This blog provides background for and explanation of current topics in science.

Thursday, March 31, 2011

What are Safe Radiation Limits?


The short answer is that there is no absolute level that can be certified as safe.  What is known is that the average annual dose that a person receives during the year from naturally occurring radiation, mostly from airborne radon with smaller contributions from cosmic rays and internal body radiation, is about 300 millirems at sea level.  In Denver, one mile above sea level, the annual background radiation is about 400 millirem.  The 300 millirems is roughly equivalent to 30 chest x-rays or one-third of a whole-body CT scan.  Radiation dosage is accumulative throughout one's life.  So if you are 50 years old and have received no radiation other than average background radiation, your life-time dose would be 50 x 300 mrems = 15,000 mrems or 15 rems total.  The fact that the cancer rate is lower in Denver than the average in the rest of the USA (Bulletin of the Atomic Scientist, Letters, Bertram Wolfe, President of the American Nuclear Society, San Jose, Ca, November 1986, p55) indicates that it is probably reasonable to assume that this level of radiation is relatively safe, that is, the number of deaths due to background radiation is likely small.


At the other extreme, based on data from the aftermath of the atomic bombs that were dropped on Nagasaki and Hiroshima, 600,000 millirems is 100% fatal.  Anyone receiving this dose of ionizing radiation will die of radiation sickness.  50% of the people exposed to a total dose of 450,000 millirems died.  You can determine your approximate annual exposure at this handy website: Radiation Dose Chart.

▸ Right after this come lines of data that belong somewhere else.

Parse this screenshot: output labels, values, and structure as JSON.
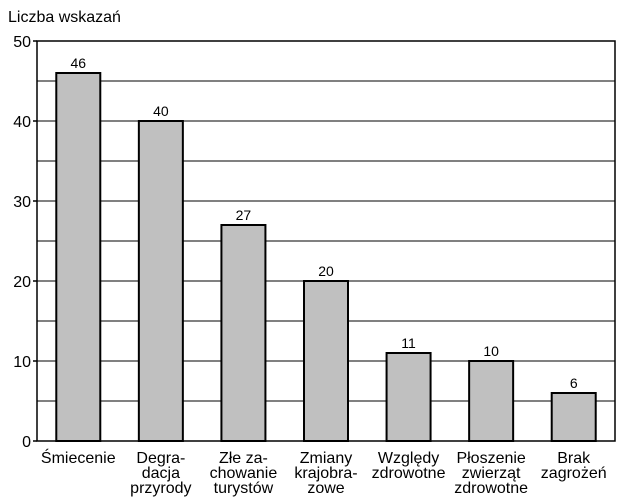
{
  "chart_data": {
    "type": "bar",
    "y_label": "Liczba wskazań",
    "categories": [
      [
        "Śmiecenie"
      ],
      [
        "Degra-",
        "dacja",
        "przyrody"
      ],
      [
        "Złe za-",
        "chowanie",
        "turystów"
      ],
      [
        "Zmiany",
        "krajobra-",
        "zowe"
      ],
      [
        "Względy",
        "zdrowotne"
      ],
      [
        "Płoszenie",
        "zwierząt",
        "zdrowotne"
      ],
      [
        "Brak",
        "zagrożeń"
      ]
    ],
    "values": [
      46,
      40,
      27,
      20,
      11,
      10,
      6
    ],
    "color": "#c0c0c0",
    "ylim": [
      0,
      50
    ],
    "yticks": [
      0,
      10,
      20,
      30,
      40,
      50
    ],
    "minor_yticks": [
      5,
      15,
      25,
      35,
      45
    ],
    "grid": true
  }
}
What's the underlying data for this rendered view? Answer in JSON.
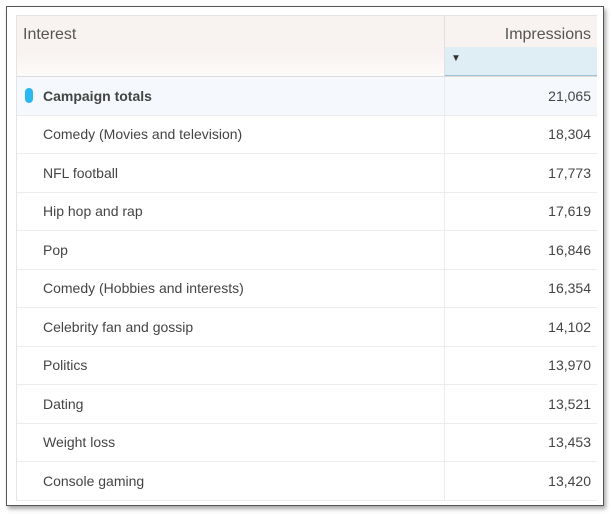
{
  "columns": {
    "interest": "Interest",
    "impressions": "Impressions",
    "sort_icon": "sort-descending-icon"
  },
  "accent": "#2bb8f0",
  "total": {
    "label": "Campaign totals",
    "impressions": "21,065"
  },
  "rows": [
    {
      "label": "Comedy (Movies and television)",
      "impressions": "18,304"
    },
    {
      "label": "NFL football",
      "impressions": "17,773"
    },
    {
      "label": "Hip hop and rap",
      "impressions": "17,619"
    },
    {
      "label": "Pop",
      "impressions": "16,846"
    },
    {
      "label": "Comedy (Hobbies and interests)",
      "impressions": "16,354"
    },
    {
      "label": "Celebrity fan and gossip",
      "impressions": "14,102"
    },
    {
      "label": "Politics",
      "impressions": "13,970"
    },
    {
      "label": "Dating",
      "impressions": "13,521"
    },
    {
      "label": "Weight loss",
      "impressions": "13,453"
    },
    {
      "label": "Console gaming",
      "impressions": "13,420"
    }
  ]
}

Each nation sets what the limits it considers safe for its citizens.  For the USA, dosage limits are as follows:
  Astronauts:  25,000 millirems per mission
  Occupational, adult:  5,000 millirems per year (reduced from 15,000 mrems/yr. in 
                                 1957, reduced from 25,000 mrems/yr. in 1950)
  Lifetime exposure:  1,000 mrem/yr. multiplied by ones age in years
  Occupational, minor:  500 mrem/yr.
  Fetus of pregnant worker:  500 mrems total dose; 
                   recommended:  maximum of 50 mrem/month. (limit created in 1994)


  Note:  All these levels are in addition to the background radiation one receives.


So how much additional radiation is a person living on the west coast of the USA likely to receive?  Most likely, one will receive about 300 microrems per year, roughly one-thousandth of the normal background radiation exposure coastal residents experience.  So fear not for the radiation Americans will receive from Japan; hope for the best for the Japanese living within 50 miles of the Fukushima nuclear plant.  The radiation levels are continuing to increase.  Most recently, traces of plutonium were found in soil samples around the plant site.  This can only occur when the shielding around the core has been breached.  Reports indicate that this nuclear situation is approaching the severity of Chernobyl.